¹ Muenster University of Applied Sciences, Department of Mechanical Engineering, Stegerwaldstr 39, 48565 Steinfurt, Germany
² Technical University of Munich, Department of Aerospace Geodesy, Chair of Turbomachinery and Flight Propulsion, Bolzmannstraße 15, 85748 Garching, Germany

^* Stefan aus der Wiesche: wiesche@fh-muenster.de
^† Christian Helcig: christian.helcig@tum.de

Abstract

The effect of heating on the stability of the laminar three-dimensional boundary layer flow over a rotating disk was experimentally investigated. Local convective heat transfer coefficients were obtained at different running speeds and heating rates by means of an electrically heated disk apparatus placed in a large water tank.
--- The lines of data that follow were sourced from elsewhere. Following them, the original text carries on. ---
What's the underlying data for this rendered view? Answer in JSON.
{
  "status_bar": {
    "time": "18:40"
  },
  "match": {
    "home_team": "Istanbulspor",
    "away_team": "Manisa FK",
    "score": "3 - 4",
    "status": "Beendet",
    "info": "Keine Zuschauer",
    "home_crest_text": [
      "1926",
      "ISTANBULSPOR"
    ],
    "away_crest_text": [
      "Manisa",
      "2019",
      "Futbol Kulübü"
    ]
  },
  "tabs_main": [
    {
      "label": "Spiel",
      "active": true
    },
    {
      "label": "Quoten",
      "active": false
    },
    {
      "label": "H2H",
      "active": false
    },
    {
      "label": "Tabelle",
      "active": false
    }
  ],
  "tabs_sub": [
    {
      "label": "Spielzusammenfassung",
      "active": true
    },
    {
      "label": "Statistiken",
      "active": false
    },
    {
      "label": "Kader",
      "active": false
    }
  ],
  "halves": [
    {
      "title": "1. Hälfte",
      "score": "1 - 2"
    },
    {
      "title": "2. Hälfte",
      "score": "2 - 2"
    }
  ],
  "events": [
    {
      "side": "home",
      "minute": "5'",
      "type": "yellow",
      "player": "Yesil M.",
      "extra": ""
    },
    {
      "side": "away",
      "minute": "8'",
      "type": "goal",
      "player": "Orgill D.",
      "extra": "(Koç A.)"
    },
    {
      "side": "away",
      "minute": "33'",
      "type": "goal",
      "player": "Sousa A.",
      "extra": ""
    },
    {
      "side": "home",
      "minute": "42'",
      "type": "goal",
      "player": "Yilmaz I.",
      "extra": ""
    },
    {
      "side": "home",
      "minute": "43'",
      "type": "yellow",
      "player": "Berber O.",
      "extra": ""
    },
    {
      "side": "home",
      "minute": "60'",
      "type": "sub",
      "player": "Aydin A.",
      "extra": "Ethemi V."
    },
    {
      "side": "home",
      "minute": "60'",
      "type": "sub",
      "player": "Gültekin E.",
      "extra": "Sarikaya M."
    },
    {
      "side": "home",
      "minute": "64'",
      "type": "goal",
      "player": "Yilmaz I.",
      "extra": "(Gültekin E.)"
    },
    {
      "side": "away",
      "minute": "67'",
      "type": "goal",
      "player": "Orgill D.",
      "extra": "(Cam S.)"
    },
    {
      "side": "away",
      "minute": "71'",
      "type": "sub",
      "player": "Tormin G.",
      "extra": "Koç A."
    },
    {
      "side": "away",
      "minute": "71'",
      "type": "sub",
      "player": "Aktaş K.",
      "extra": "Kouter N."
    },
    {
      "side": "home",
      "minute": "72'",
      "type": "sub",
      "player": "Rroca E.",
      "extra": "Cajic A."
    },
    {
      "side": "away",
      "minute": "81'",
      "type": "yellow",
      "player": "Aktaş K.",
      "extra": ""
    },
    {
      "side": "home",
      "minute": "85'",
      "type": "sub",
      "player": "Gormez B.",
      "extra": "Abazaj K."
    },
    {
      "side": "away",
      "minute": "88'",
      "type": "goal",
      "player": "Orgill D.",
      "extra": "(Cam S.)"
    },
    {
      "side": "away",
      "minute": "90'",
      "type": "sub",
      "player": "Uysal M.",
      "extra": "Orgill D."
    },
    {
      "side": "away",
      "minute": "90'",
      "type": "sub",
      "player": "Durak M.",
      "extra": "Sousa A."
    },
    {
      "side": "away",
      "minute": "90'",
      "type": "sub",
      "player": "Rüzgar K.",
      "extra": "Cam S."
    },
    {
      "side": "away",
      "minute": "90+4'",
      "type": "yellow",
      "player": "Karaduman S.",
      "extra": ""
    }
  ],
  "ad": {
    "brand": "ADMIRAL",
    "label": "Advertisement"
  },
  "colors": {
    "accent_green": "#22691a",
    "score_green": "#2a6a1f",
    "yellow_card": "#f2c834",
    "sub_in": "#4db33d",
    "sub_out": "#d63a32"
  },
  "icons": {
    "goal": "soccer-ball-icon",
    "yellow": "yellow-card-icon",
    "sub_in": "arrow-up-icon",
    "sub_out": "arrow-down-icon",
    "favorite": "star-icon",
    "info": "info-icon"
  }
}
The accuracy of the method was assessed by comparison with predictions of the analytical self-similarity solution for laminar flow, and an excellent agreement was found. By means of local heat transfer measurements, the critical Reynolds number corresponding to the onset of vortices was determined as a function of the wall temperature difference and Prandtl number. A substantial increase of the critical Reynolds number with higher wall temperature difference was observed for the three-dimensional flow. The observed stabilizing effect due to heating of three-dimensional water flows was comparable with the predictions of perturbation analyses conducted for two-dimensional flows.